Cuba Denies Its Troops Control Venezuela, Blames ‘Pathological Liar’ John Bolton

A policeman stands guard in central Havana's Revolution Square a day before Pope Francis' visit to Cuba on September 18, 2015. Havana has received a rush makeover ahead of Pope Francis's arrival in Cuba on Saturday with newly paved streets, a renovated cathedral, repainted buildings and billboards of the pontiff …

The communist regime in Cuba responded to President Donald Trump threatening a “full and complete embargo” if it does not remove its military personnel from Venezuela, denying a military presence there on Wednesday.

Responding to the ongoing constitutional crisis in Venezuela on Tuesday, Trump warned that “if Cuban Troops and Militia do not immediately CEASE military and other operations for the purpose of causing death and destruction to the Constitution of Venezuela, a full and complete embargo, together with highest-level sanctions” will be placed against the regime.

“There are no military operations, nor Cuban troops in Venezuela,” responded Cuba’s president and second-in-command Miguel Díaz-Canel. “We call on the international community to stop this dangerous, aggressive escalation and to preserve peace. Enough lies.”

“We reject this coup movement that aims to fill the country with violence,” he continued. “The traitors who have placed themselves at the forefront of this subversive movement have used troops and police with weapons of war on a public road in the city to generate anxiety and terror.”

Cuban Foreign Minister Bruno Rodríguez Parrilla responded to comments made by White House National Security Advisor John Bolton about the influence of Cuban military, describing him as a “pathological liar who misinforms Trump.”

“There are no Cuban troops in Venezuela; nor are there any Cubans taking part in military or security operations there. Only medical staff on humanitarian missions.

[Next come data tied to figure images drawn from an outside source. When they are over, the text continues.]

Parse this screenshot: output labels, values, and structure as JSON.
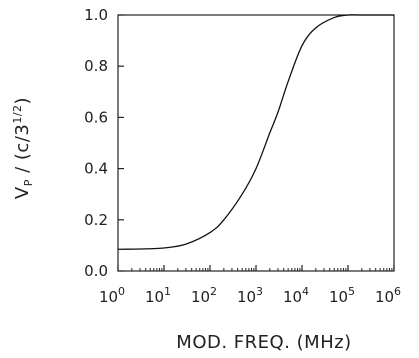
{
  "chart_data": {
    "type": "line",
    "title": "",
    "xlabel": "MOD. FREQ. (MHz)",
    "ylabel": "V_P / (c/3^{1/2})",
    "ylabel_parts": {
      "v": "V",
      "sub": "P",
      "mid": " / (c/3",
      "sup": "1/2",
      "end": ")"
    },
    "xscale": "log",
    "xlim": [
      1,
      1000000
    ],
    "ylim": [
      0,
      1.0
    ],
    "grid": false,
    "xticks": [
      {
        "value": 1,
        "base": "10",
        "exp": "0"
      },
      {
        "value": 10,
        "base": "10",
        "exp": "1"
      },
      {
        "value": 100,
        "base": "10",
        "exp": "2"
      },
      {
        "value": 1000,
        "base": "10",
        "exp": "3"
      },
      {
        "value": 10000,
        "base": "10",
        "exp": "4"
      },
      {
        "value": 100000,
        "base": "10",
        "exp": "5"
      },
      {
        "value": 1000000,
        "base": "10",
        "exp": "6"
      }
    ],
    "yticks": [
      {
        "value": 0.0,
        "label": "0.0"
      },
      {
        "value": 0.2,
        "label": "0.2"
      },
      {
        "value": 0.4,
        "label": "0.4"
      },
      {
        "value": 0.6,
        "label": "0.6"
      },
      {
        "value": 0.8,
        "label": "0.8"
      },
      {
        "value": 1.0,
        "label": "1.0"
      }
    ],
    "series": [
      {
        "color": "#111111",
        "x": [
          1,
          3,
          10,
          30,
          100,
          200,
          500,
          1000,
          2000,
          3000,
          5000,
          10000,
          20000,
          50000,
          100000,
          200000,
          1000000
        ],
        "y": [
          0.085,
          0.086,
          0.09,
          0.105,
          0.15,
          0.2,
          0.3,
          0.4,
          0.54,
          0.62,
          0.74,
          0.88,
          0.95,
          0.99,
          1.0,
          1.0,
          1.0
        ]
      }
    ]
  }
}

I strongly reject Trump’s total blockade threat,” he wrote. “Cuba’s firm support and solidarity to the Constitutional President of that sister nation, Nicolás Maduro, and his government and the Bolivarian and Chavista people.”

On Tuesday afternoon, Bolton warned that the Cuban military had “played a very significant role in propping Maduro up today, possibly with help from the Russians.”

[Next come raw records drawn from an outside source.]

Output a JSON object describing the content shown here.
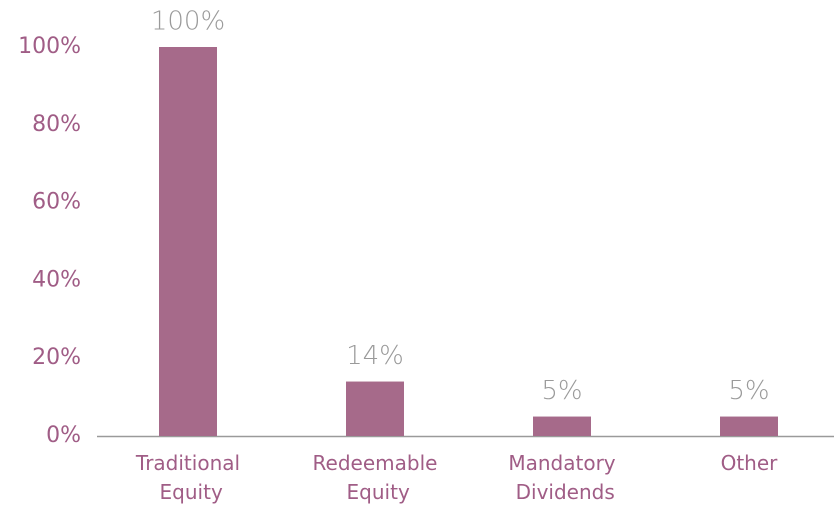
{
  "chart_data": {
    "type": "bar",
    "categories": [
      "Traditional Equity",
      "Redeemable Equity",
      "Mandatory Dividends",
      "Other"
    ],
    "values": [
      100,
      14,
      5,
      5
    ],
    "value_labels": [
      "100%",
      "14%",
      "5%",
      "5%"
    ],
    "color": "#a66a8a",
    "ylim": [
      0,
      100
    ],
    "yticks": [
      {
        "value": 0,
        "label": "0%"
      },
      {
        "value": 20,
        "label": "20%"
      },
      {
        "value": 40,
        "label": "40%"
      },
      {
        "value": 60,
        "label": "60%"
      },
      {
        "value": 80,
        "label": "80%"
      },
      {
        "value": 100,
        "label": "100%"
      }
    ],
    "grid": false
  }
}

“It’s time for them now, if the Cubans allowed them, to fulfill their commitments,” he said. “We reiterate that there can only be a political, peaceful and democratic way out for the multiple crises the country is facing.”

The presence of Cuban military in Venezuela is of vital importance to the country’s ongoing power struggle, as the socialist regime is totally dependent on the loyalty of the military for its survival. Cuban officials are understood to control large portions of the military’s power structure, often in return for generous salaries funded by illicit activities such as drug trafficking.

On Tuesday, Venezuelan President Juan Guaidó announced that key members of the military had decided to break ranks and stop supporting the government. He urged Venezuelans to take the streets against the few remaining leaders still backing Maduro. As of Wednesday, Maduro remains in Caracas’ presidential palace. Maduro appeared on television late Tuesday with his top military commanders in an attempt to disprove Guaidó’s claims.